Now we discover that the real problem is that actually, there aren't enough kids to go round.

This week, Mrs Bossyboots told Britain's employers trade union, the CBI, that it virtually amounts to our female duty to have more children, because it is "crucial for the economic and social success of the country".

At last, they're starting to get it.

They're starting to realise that far from being a noisy, expensive nuisance, our kids are more valuable to this country than all the gold in the Bank of England. They are our stocks and shares. They are the future.

Without children there will be no workers. No one to produce the goods. No one to buy the goods. No one to buy the shares when you want to make a quick buck by selling them on.

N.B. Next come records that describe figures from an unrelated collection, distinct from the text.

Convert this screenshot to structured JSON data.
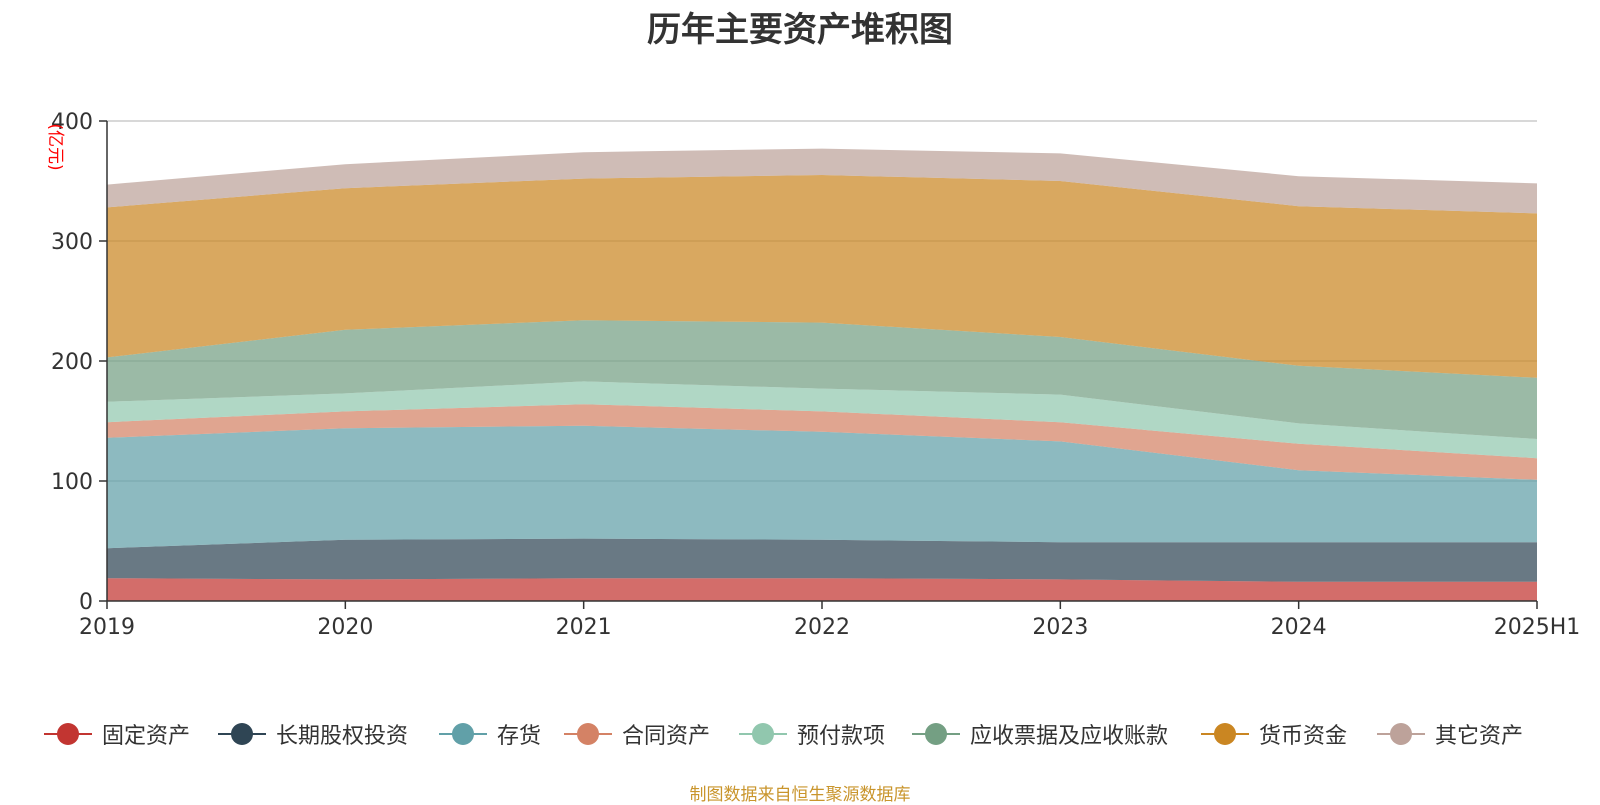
{
  "chart_data": {
    "type": "area",
    "stacked": true,
    "title": "历年主要资产堆积图",
    "ylabel": "(亿元)",
    "xlabel": "",
    "categories": [
      "2019",
      "2020",
      "2021",
      "2022",
      "2023",
      "2024",
      "2025H1"
    ],
    "ylim": [
      0,
      400
    ],
    "yticks": [
      0,
      100,
      200,
      300,
      400
    ],
    "grid": true,
    "legend_position": "bottom",
    "series": [
      {
        "name": "固定资产",
        "color": "#c23531",
        "values": [
          19,
          18,
          19,
          19,
          18,
          16,
          16
        ]
      },
      {
        "name": "长期股权投资",
        "color": "#2f4554",
        "values": [
          25,
          33,
          33,
          32,
          31,
          33,
          33
        ]
      },
      {
        "name": "存货",
        "color": "#61a0a8",
        "values": [
          92,
          93,
          94,
          90,
          84,
          60,
          52
        ]
      },
      {
        "name": "合同资产",
        "color": "#d48265",
        "values": [
          13,
          14,
          18,
          17,
          16,
          22,
          18
        ]
      },
      {
        "name": "预付款项",
        "color": "#91c7ae",
        "values": [
          17,
          15,
          19,
          19,
          23,
          17,
          16
        ]
      },
      {
        "name": "应收票据及应收账款",
        "color": "#749f83",
        "values": [
          37,
          53,
          51,
          55,
          48,
          48,
          51
        ]
      },
      {
        "name": "货币资金",
        "color": "#ca8622",
        "values": [
          125,
          118,
          118,
          123,
          130,
          133,
          137
        ]
      },
      {
        "name": "其它资产",
        "color": "#bda29a",
        "values": [
          19,
          20,
          22,
          22,
          23,
          25,
          25
        ]
      }
    ]
  },
  "source_note": "制图数据来自恒生聚源数据库"
}
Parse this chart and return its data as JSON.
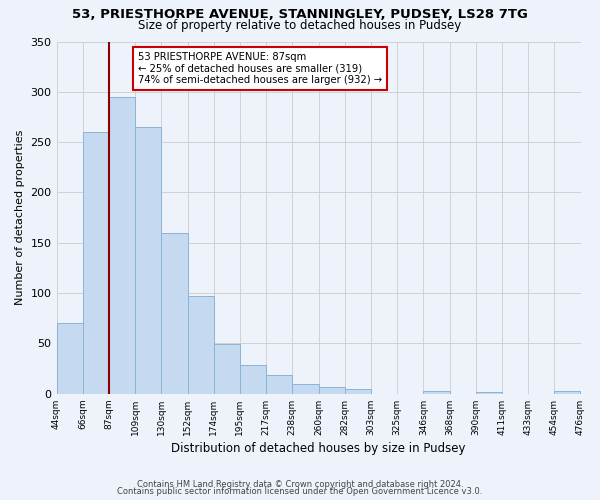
{
  "title": "53, PRIESTHORPE AVENUE, STANNINGLEY, PUDSEY, LS28 7TG",
  "subtitle": "Size of property relative to detached houses in Pudsey",
  "xlabel": "Distribution of detached houses by size in Pudsey",
  "ylabel": "Number of detached properties",
  "bin_edges": [
    44,
    66,
    87,
    109,
    130,
    152,
    174,
    195,
    217,
    238,
    260,
    282,
    303,
    325,
    346,
    368,
    390,
    411,
    433,
    454,
    476
  ],
  "bin_heights": [
    70,
    260,
    295,
    265,
    160,
    97,
    49,
    29,
    19,
    10,
    7,
    5,
    0,
    0,
    3,
    0,
    2,
    0,
    0,
    3
  ],
  "bar_facecolor": "#c5d9f1",
  "bar_edgecolor": "#8ab4d4",
  "property_line_x": 87,
  "property_line_color": "#8b0000",
  "annotation_box_text": "53 PRIESTHORPE AVENUE: 87sqm\n← 25% of detached houses are smaller (319)\n74% of semi-detached houses are larger (932) →",
  "ylim": [
    0,
    350
  ],
  "yticks": [
    0,
    50,
    100,
    150,
    200,
    250,
    300,
    350
  ],
  "grid_color": "#cccccc",
  "background_color": "#eef2fb",
  "footer_line1": "Contains HM Land Registry data © Crown copyright and database right 2024.",
  "footer_line2": "Contains public sector information licensed under the Open Government Licence v3.0.",
  "tick_labels": [
    "44sqm",
    "66sqm",
    "87sqm",
    "109sqm",
    "130sqm",
    "152sqm",
    "174sqm",
    "195sqm",
    "217sqm",
    "238sqm",
    "260sqm",
    "282sqm",
    "303sqm",
    "325sqm",
    "346sqm",
    "368sqm",
    "390sqm",
    "411sqm",
    "433sqm",
    "454sqm",
    "476sqm"
  ]
}
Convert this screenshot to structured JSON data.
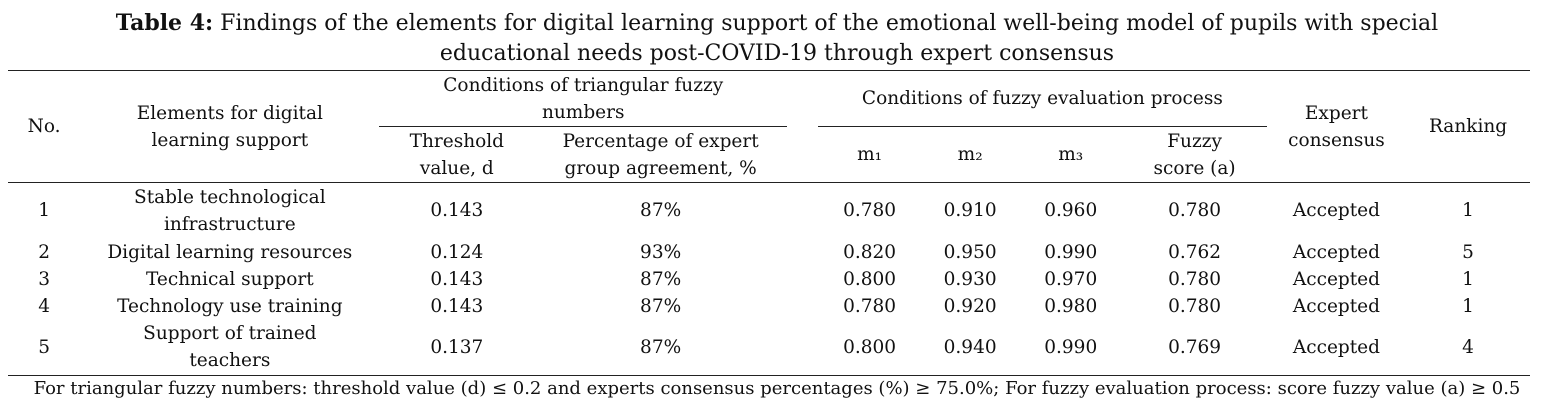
{
  "caption": {
    "label": "Table 4:",
    "line1": "Findings of the elements for digital learning support of the emotional well-being model of pupils with special",
    "line2": "educational needs post-COVID-19 through expert consensus"
  },
  "headers": {
    "no": "No.",
    "elements": [
      "Elements for digital",
      "learning support"
    ],
    "group_tfn": [
      "Conditions of triangular fuzzy",
      "numbers"
    ],
    "threshold": [
      "Threshold",
      "value, d"
    ],
    "percentage": [
      "Percentage of expert",
      "group agreement, %"
    ],
    "group_fep": "Conditions of fuzzy evaluation process",
    "m1": "m₁",
    "m2": "m₂",
    "m3": "m₃",
    "fuzzy": [
      "Fuzzy",
      "score (a)"
    ],
    "consensus": [
      "Expert",
      "consensus"
    ],
    "ranking": "Ranking"
  },
  "rows": [
    {
      "no": "1",
      "element": [
        "Stable technological",
        "infrastructure"
      ],
      "d": "0.143",
      "pct": "87%",
      "m1": "0.780",
      "m2": "0.910",
      "m3": "0.960",
      "a": "0.780",
      "consensus": "Accepted",
      "rank": "1"
    },
    {
      "no": "2",
      "element": [
        "Digital learning resources"
      ],
      "d": "0.124",
      "pct": "93%",
      "m1": "0.820",
      "m2": "0.950",
      "m3": "0.990",
      "a": "0.762",
      "consensus": "Accepted",
      "rank": "5"
    },
    {
      "no": "3",
      "element": [
        "Technical support"
      ],
      "d": "0.143",
      "pct": "87%",
      "m1": "0.800",
      "m2": "0.930",
      "m3": "0.970",
      "a": "0.780",
      "consensus": "Accepted",
      "rank": "1"
    },
    {
      "no": "4",
      "element": [
        "Technology use training"
      ],
      "d": "0.143",
      "pct": "87%",
      "m1": "0.780",
      "m2": "0.920",
      "m3": "0.980",
      "a": "0.780",
      "consensus": "Accepted",
      "rank": "1"
    },
    {
      "no": "5",
      "element": [
        "Support of trained",
        "teachers"
      ],
      "d": "0.137",
      "pct": "87%",
      "m1": "0.800",
      "m2": "0.940",
      "m3": "0.990",
      "a": "0.769",
      "consensus": "Accepted",
      "rank": "4"
    }
  ],
  "footnote": "For triangular fuzzy numbers: threshold value (d) ≤ 0.2 and experts consensus percentages (%) ≥ 75.0%; For fuzzy evaluation process: score fuzzy value (a) ≥ 0.5"
}
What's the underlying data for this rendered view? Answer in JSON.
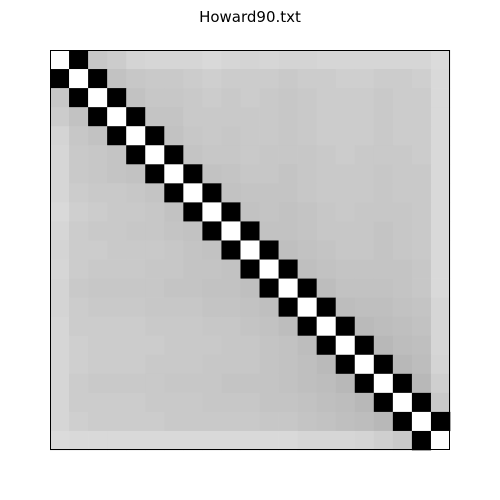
{
  "chart_data": {
    "type": "heatmap",
    "title": "Howard90.txt",
    "rows": 21,
    "cols": 21,
    "xlabel": "",
    "ylabel": "",
    "axes_ticks": "none",
    "colormap": "gray",
    "value_range": [
      0,
      1
    ],
    "values": [
      [
        1.0,
        0.0,
        0.78,
        0.8,
        0.83,
        0.84,
        0.84,
        0.84,
        0.85,
        0.84,
        0.83,
        0.84,
        0.83,
        0.83,
        0.84,
        0.84,
        0.84,
        0.84,
        0.84,
        0.84,
        0.86
      ],
      [
        0.0,
        1.0,
        0.0,
        0.76,
        0.78,
        0.79,
        0.79,
        0.8,
        0.81,
        0.8,
        0.8,
        0.8,
        0.79,
        0.8,
        0.8,
        0.81,
        0.81,
        0.8,
        0.8,
        0.81,
        0.85
      ],
      [
        0.78,
        0.0,
        1.0,
        0.0,
        0.76,
        0.78,
        0.78,
        0.79,
        0.8,
        0.79,
        0.8,
        0.79,
        0.78,
        0.79,
        0.8,
        0.8,
        0.8,
        0.79,
        0.8,
        0.8,
        0.85
      ],
      [
        0.8,
        0.76,
        0.0,
        1.0,
        0.0,
        0.77,
        0.77,
        0.79,
        0.79,
        0.79,
        0.79,
        0.79,
        0.78,
        0.79,
        0.8,
        0.8,
        0.8,
        0.79,
        0.8,
        0.8,
        0.85
      ],
      [
        0.83,
        0.78,
        0.76,
        0.0,
        1.0,
        0.0,
        0.76,
        0.78,
        0.79,
        0.78,
        0.79,
        0.79,
        0.78,
        0.79,
        0.8,
        0.8,
        0.8,
        0.79,
        0.8,
        0.8,
        0.85
      ],
      [
        0.84,
        0.79,
        0.78,
        0.77,
        0.0,
        1.0,
        0.0,
        0.77,
        0.78,
        0.78,
        0.79,
        0.78,
        0.78,
        0.78,
        0.79,
        0.8,
        0.79,
        0.79,
        0.79,
        0.8,
        0.85
      ],
      [
        0.84,
        0.79,
        0.78,
        0.77,
        0.76,
        0.0,
        1.0,
        0.0,
        0.76,
        0.77,
        0.78,
        0.78,
        0.77,
        0.78,
        0.79,
        0.79,
        0.79,
        0.78,
        0.79,
        0.79,
        0.85
      ],
      [
        0.84,
        0.8,
        0.79,
        0.79,
        0.78,
        0.77,
        0.0,
        1.0,
        0.0,
        0.76,
        0.77,
        0.77,
        0.77,
        0.78,
        0.79,
        0.79,
        0.79,
        0.78,
        0.79,
        0.79,
        0.85
      ],
      [
        0.85,
        0.81,
        0.8,
        0.79,
        0.79,
        0.78,
        0.76,
        0.0,
        1.0,
        0.0,
        0.76,
        0.77,
        0.76,
        0.77,
        0.78,
        0.79,
        0.78,
        0.78,
        0.78,
        0.79,
        0.85
      ],
      [
        0.84,
        0.8,
        0.79,
        0.79,
        0.78,
        0.78,
        0.77,
        0.76,
        0.0,
        1.0,
        0.0,
        0.76,
        0.76,
        0.77,
        0.78,
        0.78,
        0.78,
        0.77,
        0.78,
        0.79,
        0.85
      ],
      [
        0.83,
        0.8,
        0.8,
        0.79,
        0.79,
        0.79,
        0.78,
        0.77,
        0.76,
        0.0,
        1.0,
        0.0,
        0.75,
        0.76,
        0.77,
        0.78,
        0.78,
        0.77,
        0.78,
        0.79,
        0.85
      ],
      [
        0.84,
        0.8,
        0.79,
        0.79,
        0.79,
        0.78,
        0.78,
        0.77,
        0.77,
        0.76,
        0.0,
        1.0,
        0.0,
        0.75,
        0.76,
        0.77,
        0.77,
        0.77,
        0.77,
        0.78,
        0.85
      ],
      [
        0.83,
        0.79,
        0.78,
        0.78,
        0.78,
        0.78,
        0.77,
        0.77,
        0.76,
        0.76,
        0.75,
        0.0,
        1.0,
        0.0,
        0.74,
        0.76,
        0.76,
        0.76,
        0.77,
        0.78,
        0.85
      ],
      [
        0.83,
        0.8,
        0.79,
        0.79,
        0.79,
        0.78,
        0.78,
        0.78,
        0.77,
        0.77,
        0.76,
        0.75,
        0.0,
        1.0,
        0.0,
        0.74,
        0.75,
        0.75,
        0.76,
        0.77,
        0.84
      ],
      [
        0.84,
        0.8,
        0.8,
        0.8,
        0.8,
        0.79,
        0.79,
        0.79,
        0.78,
        0.78,
        0.77,
        0.76,
        0.74,
        0.0,
        1.0,
        0.0,
        0.73,
        0.74,
        0.75,
        0.76,
        0.84
      ],
      [
        0.84,
        0.81,
        0.8,
        0.8,
        0.8,
        0.8,
        0.79,
        0.79,
        0.79,
        0.78,
        0.78,
        0.77,
        0.76,
        0.74,
        0.0,
        1.0,
        0.0,
        0.72,
        0.74,
        0.75,
        0.84
      ],
      [
        0.84,
        0.81,
        0.8,
        0.8,
        0.8,
        0.79,
        0.79,
        0.79,
        0.78,
        0.78,
        0.78,
        0.77,
        0.76,
        0.75,
        0.73,
        0.0,
        1.0,
        0.0,
        0.72,
        0.74,
        0.83
      ],
      [
        0.84,
        0.8,
        0.79,
        0.79,
        0.79,
        0.79,
        0.78,
        0.78,
        0.78,
        0.77,
        0.77,
        0.77,
        0.76,
        0.75,
        0.74,
        0.72,
        0.0,
        1.0,
        0.0,
        0.72,
        0.81
      ],
      [
        0.84,
        0.8,
        0.8,
        0.8,
        0.8,
        0.79,
        0.79,
        0.79,
        0.78,
        0.78,
        0.78,
        0.77,
        0.77,
        0.76,
        0.75,
        0.74,
        0.72,
        0.0,
        1.0,
        0.0,
        0.79
      ],
      [
        0.84,
        0.81,
        0.8,
        0.8,
        0.8,
        0.8,
        0.79,
        0.79,
        0.79,
        0.79,
        0.79,
        0.78,
        0.78,
        0.77,
        0.76,
        0.75,
        0.74,
        0.72,
        0.0,
        1.0,
        0.0
      ],
      [
        0.86,
        0.85,
        0.85,
        0.85,
        0.85,
        0.85,
        0.85,
        0.85,
        0.85,
        0.85,
        0.85,
        0.85,
        0.85,
        0.84,
        0.84,
        0.84,
        0.83,
        0.81,
        0.79,
        0.0,
        1.0
      ]
    ]
  }
}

Without children, the people who complain about them now will have no doctors and no nurses, and no care home workers to wipe the dribble off their chin.

Without kids, there will be no one to earn the dosh to pay for the pensions that people who are retiring now, expect to claim.

Without enough kids, frankly, this country will be even further up that well-known creek without the proverbial. We'll grind to a halt.

I'm fortunate to work for an employer who has never made me feel bad about putting my kids first. But I've met plenty of women - and men - who have.

I've met women who have denied they even were mothers, because of the damage it would do to their job prospects. I've met men who have been barracked in front of their colleagues because they asked for time off to help care for a sick child.

Well, the boot's on the other foot, now, isn't it? So Patricia Hewitt and her CBI chums had better get with it, and quick.

Kids are a fact of life. They are not some irritating conspiracy to empty the pockets of the childfree, to pay for their education and their health care.

And, instead of picking on those people who do have them, instead of making snide remarks when parents have to dash off to pick up their children, or watch the school sports day, employers, and those who choose not to have children, should be grateful to those who do.

They should look ahead to the day when they won't be able to feed themselves, get dressed or get around without any help.

And then they will be damned grateful that there's someone young and cheerful to assist them... our grown-up, tax-paying, wealth-producing kids.